Traveling abroad to gain more experience, Danish bakers spread their adopted pastry style around the world. To this day, pastries inspired by these "suitcase bakers" are known as Kopenhagener Geback (Copenhagen-style pastries) in Germany, Kopenhageners in Austria, and, of course, simply Danish in most of North America and Great Britain. (Like Denmark, however, France still gives these sweets their historic due, identifying them as viennoiserie.)
One of Scandinavia's most prominent pastry chefs and teachers, Gert Sørensen, proprietor of Konditoriet, in Copenhagen's Tivoli Gardens, notes that even at the cheapest bakery in Denmark the wienerbrød is made by hand—more than can be said, in most cases, for the noble French croissant. "That makes it better than the best commercially made pastries anywhere in the world," he says.
To achieve their splendid results, Danish bakers usually begin work at 2:00 a.m., at which time they prepare the basic dough from milk, yeast, sugar, flour, eggs, and butter. This they chill to nearly freezing before rolling it out into rectangles. Often, instead of butter, a layer of rullemargarine (a malleable baker's margarine, not available to the general public) is packed down the middle third of each rectangle. The margarine is easier to work with than butter, and endows the pastries with their distinctive crispness. The right and left flaps are folded over the center, and the dough is re-chilled.
The folding process is repeated three times, eventually forming the requisite 27 layers that are one of the hallmarks of true Danish pastry. Without those signature folds, say purists, the product is not really Danish pastry—even if the recipe has otherwise been religiously followed, down to the proper filling and yeast-leavened dough. For the whole operation to work, bakers insist, the dough and its contents must be as cold as possible, so that the gluten in the flour relaxes and the dough does not rise too early.
Once finished, the dough is filled with remonce, a traditional mixture of equal thirds of butter, sugar, and nuts (or marzipan)—another defining characteristic of true Danish pastry. In addition to remonce, Danish pastries are often filled with raisins, vanilla or chocolate custard, or fruit compotes. When filled, the pastry is molded into various forms. Pretzel shapes, called kringles, are so popular that the pretzel has become the universal symbol for Danish bakeries. Other configurations include braids, squares, triangles, combs, swirls, pinwheels, and, of course, crescents or horns. Whatever the particulars, says Sørensen, "The final product should be crisp on the outside, juicy on the inside."
The education of a Danish baker takes three years and seven months, with at least three-quarters of that time spent apprenticing at a bakery—where one of the apprentice's tasks is to make wienerbrød daily. But there's much more to Danish pastries than pastries of this sort.
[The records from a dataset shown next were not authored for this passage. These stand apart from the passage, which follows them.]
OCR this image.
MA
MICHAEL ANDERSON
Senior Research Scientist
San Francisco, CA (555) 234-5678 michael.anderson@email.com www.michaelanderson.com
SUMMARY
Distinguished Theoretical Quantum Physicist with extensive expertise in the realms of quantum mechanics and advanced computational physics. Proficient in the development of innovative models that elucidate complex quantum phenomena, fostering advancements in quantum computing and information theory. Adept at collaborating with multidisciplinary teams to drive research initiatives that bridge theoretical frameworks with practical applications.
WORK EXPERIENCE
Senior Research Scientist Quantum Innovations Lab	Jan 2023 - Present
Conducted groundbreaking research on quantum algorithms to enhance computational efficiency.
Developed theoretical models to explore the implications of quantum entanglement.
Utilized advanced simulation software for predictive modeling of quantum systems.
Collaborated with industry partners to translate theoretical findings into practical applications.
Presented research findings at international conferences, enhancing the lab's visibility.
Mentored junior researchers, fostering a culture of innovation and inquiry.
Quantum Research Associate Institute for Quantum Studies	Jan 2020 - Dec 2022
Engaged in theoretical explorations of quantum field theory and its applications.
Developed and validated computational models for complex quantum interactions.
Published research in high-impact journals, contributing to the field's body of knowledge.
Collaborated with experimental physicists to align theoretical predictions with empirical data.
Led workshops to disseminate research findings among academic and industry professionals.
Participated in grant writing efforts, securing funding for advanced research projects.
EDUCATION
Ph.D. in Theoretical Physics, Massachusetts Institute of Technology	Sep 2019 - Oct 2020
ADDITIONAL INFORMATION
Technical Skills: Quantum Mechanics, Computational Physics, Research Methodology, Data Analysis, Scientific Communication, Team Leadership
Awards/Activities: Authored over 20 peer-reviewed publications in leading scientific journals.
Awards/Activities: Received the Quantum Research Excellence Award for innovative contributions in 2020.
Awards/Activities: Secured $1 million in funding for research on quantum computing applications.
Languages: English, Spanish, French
At La Glace, the windows display delicate cakes for special occasions—for instance, those for baptisms are decorated with marzipan pacifiers, cradles, and dolls. Nearby, on a quiet cobbled courtyard, is the Kransekagehuset, where confectioner Jørgen Jensen makes kransekage, the traditional cakes that are compulsory at Danish weddings. Using marzipan, sugar, and egg whites, he molds the dough into rings of varying sizes. After baking, they are fashioned into cones or cornucopias, squiggled with white icing, and decked with paper ornaments or filled with wrapped candies. I know the kransekage well. In 1993, Jesper and I ordered one for our own wedding. It was laced with Danish and American flags, as well as with tiny paper firecrackers that popped when pulled.
"The kransekage is something special," smiles Jensen. "It's something very Danish." I agree.